Em relação ao Produto Interno Bruto, houve elevação para 1,89%. É o que mostra a nova edição do Relatório Focus, divulgada nesta segunda-feira.
De acordo com o relatório, o Índice de Preços ao Consumidor Amplo, que mede a inflação oficial do país, deve terminar este ano em 5,04%. Em relação ao PIB de 2026, a projeção foi elevada em 1,89%.
Segundo o Conselho Monetário Nacional, a meta de inflação para este ano é de 3%. Como há intervalo de tolerância de 1,5 ponto percentual para cima ou para baixo, a meta será cumprida se ficar entre 1,5% e 4,5%.

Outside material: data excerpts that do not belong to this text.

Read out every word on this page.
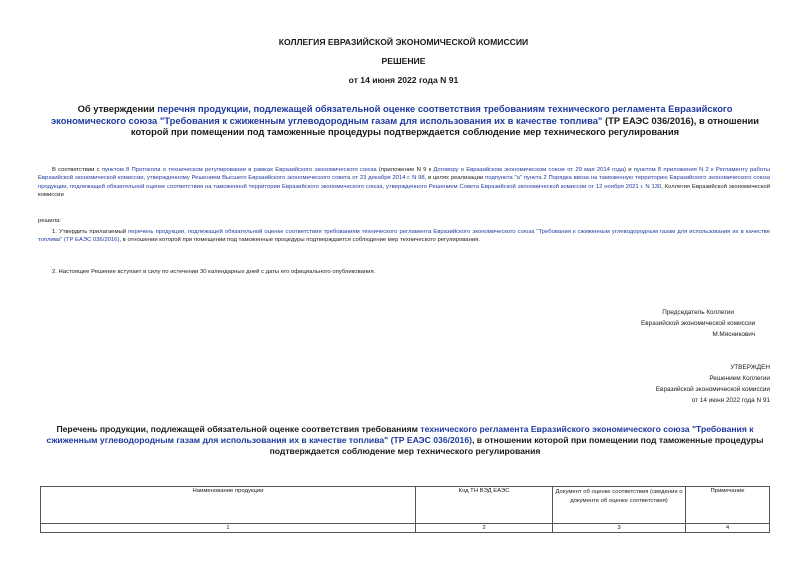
КОЛЛЕГИЯ ЕВРАЗИЙСКОЙ ЭКОНОМИЧЕСКОЙ КОМИССИИ
РЕШЕНИЕ
от 14 июня 2022 года N 91
Об утверждении перечня продукции, подлежащей обязательной оценке соответствия требованиям технического регламента Евразийского экономического союза "Требования к сжиженным углеводородным газам для использования их в качестве топлива" (ТР ЕАЭС 036/2016), в отношении которой при помещении под таможенные процедуры подтверждается соблюдение мер технического регулирования
В соответствии с пунктом 8 Протокола о техническом регулировании в рамках Евразийского экономического союза (приложение N 9 к Договору о Евразийском экономическом союзе от 29 мая 2014 года) и пунктом 8 приложения N 2 к Регламенту работы Евразийской экономической комиссии, утвержденному Решением Высшего Евразийского экономического совета от 23 декабря 2014 г. N 98, в целях реализации подпункта "а" пункта 2 Порядка ввоза на таможенную территорию Евразийского экономического союза продукции, подлежащей обязательной оценке соответствия на таможенной территории Евразийского экономического союза, утвержденного Решением Совета Евразийской экономической комиссии от 12 ноября 2021 г. N 130, Коллегия Евразийской экономической комиссии
решила:
1. Утвердить прилагаемый перечень продукции, подлежащей обязательной оценке соответствия требованиям технического регламента Евразийского экономического союза "Требования к сжиженным углеводородным газам для использования их в качестве топлива" (ТР ЕАЭС 036/2016), в отношении которой при помещении под таможенные процедуры подтверждается соблюдение мер технического регулирования.
2. Настоящее Решение вступает в силу по истечении 30 календарных дней с даты его официального опубликования.
Председатель Коллегии
Евразийской экономической комиссии
М.Мясникович
УТВЕРЖДЕН
Решением Коллегии
Евразийской экономической комиссии
от 14 июня 2022 года N 91
Перечень продукции, подлежащей обязательной оценке соответствия требованиям технического регламента Евразийского экономического союза "Требования к сжиженным углеводородным газам для использования их в качестве топлива" (ТР ЕАЭС 036/2016), в отношении которой при помещении под таможенные процедуры подтверждается соблюдение мер технического регулирования
Наименование продукции	Код ТН ВЭД ЕАЭС	Документ об оценке соответствия (сведения о документе об оценке соответствия)	Примечание
1	2	3	4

Os preços de bens e serviços do país avançaram 0,67% em abril deste ano, com isso, o índice está em 4,39% nos últimos 12 meses. Em 2025, a inflação acumulou alta de 4,26% – valor que ultrapassou o centro da meta, mas permaneceu abaixo do teto. A inflação de maio deve ser conhecida no próximo dia 12.
Na última reunião do Comitê de Política Monetária, nos dias 28 e 29 de abril, a Selic foi reduzida de 14,75% para 14,5%. A próxima reunião do colegiado está marcada para os dias 16 e 17 de junho.
A taxa básica de juros é o principal instrumento do BC para controlar a inflação. A Selic é utilizada nas negociações de títulos públicos emitidos pelo Tesouro Nacional no Sistema Especial de Liquidação e Custódia e serve de referência para as demais taxas da economia.
O Relatório Focus resume as expectativas de mercado coletadas até a sexta-feira anterior à divulgação. O boletim é divulgado, normalmente, às segundas-feiras.